Really? Not as “certainly likely” to prove divisive as grandfathering the display of some Commandments but not others, so the only way to be sure yours is constitutional is to sue over it. For one thing, Justice Breyer didn’t identify the year in which he believes the Commandments ceased to be constitutional — 1968, 1973?

Or maybe a sliding scale? If you put up the Commandments before 1965, you can have all Ten; between 1966 and 1979, you can have six firm Commandments plus a couple of strong recommendations; from 1980 to 1991, it’s two Commandments and a half-dozen lifestyle tips?

To be sure, the Supreme Court took other factors than the year of manufacture into consideration — whether the display was inside or outside, whether it was surrounded by a full supporting cast of religious artifacts or secular knick-knacks, etc. But it’s hard to discern any principles here, at least when compared to their one-size-fits-all abortion absolutism.

To the best of my knowledge, Justice Breyer has never claimed you can have a first-trimester abortion in the parking lot, but for the full partial-birth you must be indoors.

A couple of days earlier, the majesty of the law had turned its attention to “eminent domain” — the fancy term for what happens when the government seizes the property of the private citizen. It pays you, of course, but that’s not much comfort if you’ve built your dream home on your favorite spot of land. Most laymen understand the “public interest” dimension as, oh, they’re putting in the new Interstate and they don’t want to make a huge detour because one cranky old coot refuses to sell his ramshackle dairy farm.

But the Supreme Court’s decision took a far more expansive view — that local governments could compel you to sell your property if a developer’s proposal would generate greater tax revenue. In other words, the “public interest” boils down to whether or not the government gets more money to spend.

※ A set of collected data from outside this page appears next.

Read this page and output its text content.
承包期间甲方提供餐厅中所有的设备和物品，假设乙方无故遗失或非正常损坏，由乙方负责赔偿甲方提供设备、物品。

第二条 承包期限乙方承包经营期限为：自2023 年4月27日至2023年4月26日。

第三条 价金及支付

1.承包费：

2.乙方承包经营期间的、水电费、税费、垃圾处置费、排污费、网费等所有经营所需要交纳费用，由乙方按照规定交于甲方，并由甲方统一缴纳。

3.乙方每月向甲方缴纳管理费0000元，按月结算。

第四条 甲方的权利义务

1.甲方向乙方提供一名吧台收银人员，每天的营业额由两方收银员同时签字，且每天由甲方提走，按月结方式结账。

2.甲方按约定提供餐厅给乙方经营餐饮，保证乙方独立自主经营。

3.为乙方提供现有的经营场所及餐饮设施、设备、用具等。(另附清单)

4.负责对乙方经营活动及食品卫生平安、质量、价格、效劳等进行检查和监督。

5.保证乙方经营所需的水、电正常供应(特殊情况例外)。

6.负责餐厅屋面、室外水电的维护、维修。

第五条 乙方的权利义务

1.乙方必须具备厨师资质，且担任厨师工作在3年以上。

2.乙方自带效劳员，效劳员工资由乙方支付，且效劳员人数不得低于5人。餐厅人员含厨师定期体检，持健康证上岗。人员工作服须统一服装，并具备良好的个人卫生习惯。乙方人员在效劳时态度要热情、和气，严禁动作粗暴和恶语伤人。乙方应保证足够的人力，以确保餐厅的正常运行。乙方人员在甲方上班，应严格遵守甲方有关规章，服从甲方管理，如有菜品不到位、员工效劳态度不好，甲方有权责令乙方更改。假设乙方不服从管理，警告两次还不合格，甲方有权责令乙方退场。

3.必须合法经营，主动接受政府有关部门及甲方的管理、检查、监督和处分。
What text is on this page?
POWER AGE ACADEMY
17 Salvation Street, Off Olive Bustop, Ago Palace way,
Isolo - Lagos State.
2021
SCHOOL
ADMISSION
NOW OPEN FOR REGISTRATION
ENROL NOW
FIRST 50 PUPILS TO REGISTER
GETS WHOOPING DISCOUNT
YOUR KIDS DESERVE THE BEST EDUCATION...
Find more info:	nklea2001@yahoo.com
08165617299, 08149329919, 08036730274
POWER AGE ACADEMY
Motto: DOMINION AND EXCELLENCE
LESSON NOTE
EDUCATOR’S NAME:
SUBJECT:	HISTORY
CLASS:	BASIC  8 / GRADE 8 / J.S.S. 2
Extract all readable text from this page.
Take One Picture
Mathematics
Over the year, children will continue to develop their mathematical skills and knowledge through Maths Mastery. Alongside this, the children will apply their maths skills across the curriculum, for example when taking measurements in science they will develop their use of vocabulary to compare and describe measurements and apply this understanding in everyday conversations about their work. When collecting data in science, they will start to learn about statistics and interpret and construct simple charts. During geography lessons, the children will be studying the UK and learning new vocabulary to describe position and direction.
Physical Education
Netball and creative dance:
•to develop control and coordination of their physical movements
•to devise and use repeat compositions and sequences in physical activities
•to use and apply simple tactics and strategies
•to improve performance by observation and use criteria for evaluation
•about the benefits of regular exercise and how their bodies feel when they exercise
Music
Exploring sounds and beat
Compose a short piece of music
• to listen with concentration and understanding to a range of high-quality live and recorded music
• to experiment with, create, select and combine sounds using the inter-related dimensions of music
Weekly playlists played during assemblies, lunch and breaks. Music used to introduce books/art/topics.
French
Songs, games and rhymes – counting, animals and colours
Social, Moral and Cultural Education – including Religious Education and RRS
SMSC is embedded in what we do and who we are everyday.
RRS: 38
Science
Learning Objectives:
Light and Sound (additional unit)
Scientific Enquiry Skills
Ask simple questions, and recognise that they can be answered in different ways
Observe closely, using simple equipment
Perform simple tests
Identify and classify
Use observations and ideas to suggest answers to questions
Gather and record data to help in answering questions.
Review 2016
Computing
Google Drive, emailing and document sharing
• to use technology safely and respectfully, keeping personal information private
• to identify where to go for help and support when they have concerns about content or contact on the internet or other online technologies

I can’t say that’s my definition. Indeed, the constitutional conflation of “public interest” with increased tax monies is deeply distressing to those of us who happen to think letting governments access too much dough too easily leads them to create even more useless government programs that enfeeble the citizenry in deeply destructive ways.

Nonetheless, across the fruited domain, governments reacted to the court decision by sending the bulldozers round to idle expectantly on John Doe’s front lawn: Newark. N.J., officials moved forward with plans to raze 14 downtown acres and build an upscale condo development; Arnold, Mo., intends to demolish 30 homes, 14 businesses and the local Veterans of Foreign Wars to make way for a Lowe’s Home Improvement store and a strip mall developed by THF Realty.

Get the picture? New Hampshire businessman Logan Darrow Clements did. He wants to build a new hotel in the town of Weare, and he’s found just the right piece of land — the home of Supreme Court judge David Souter. In compliance with Justice Souter’s view of the public interest, Mr. Clements’ project will generate far more revenue for Weare than Mr Souter’s pad ever could. The Lost Liberty Hotel will include the Just Desserts Bar and a museum dedicated to the loss of freedom in America.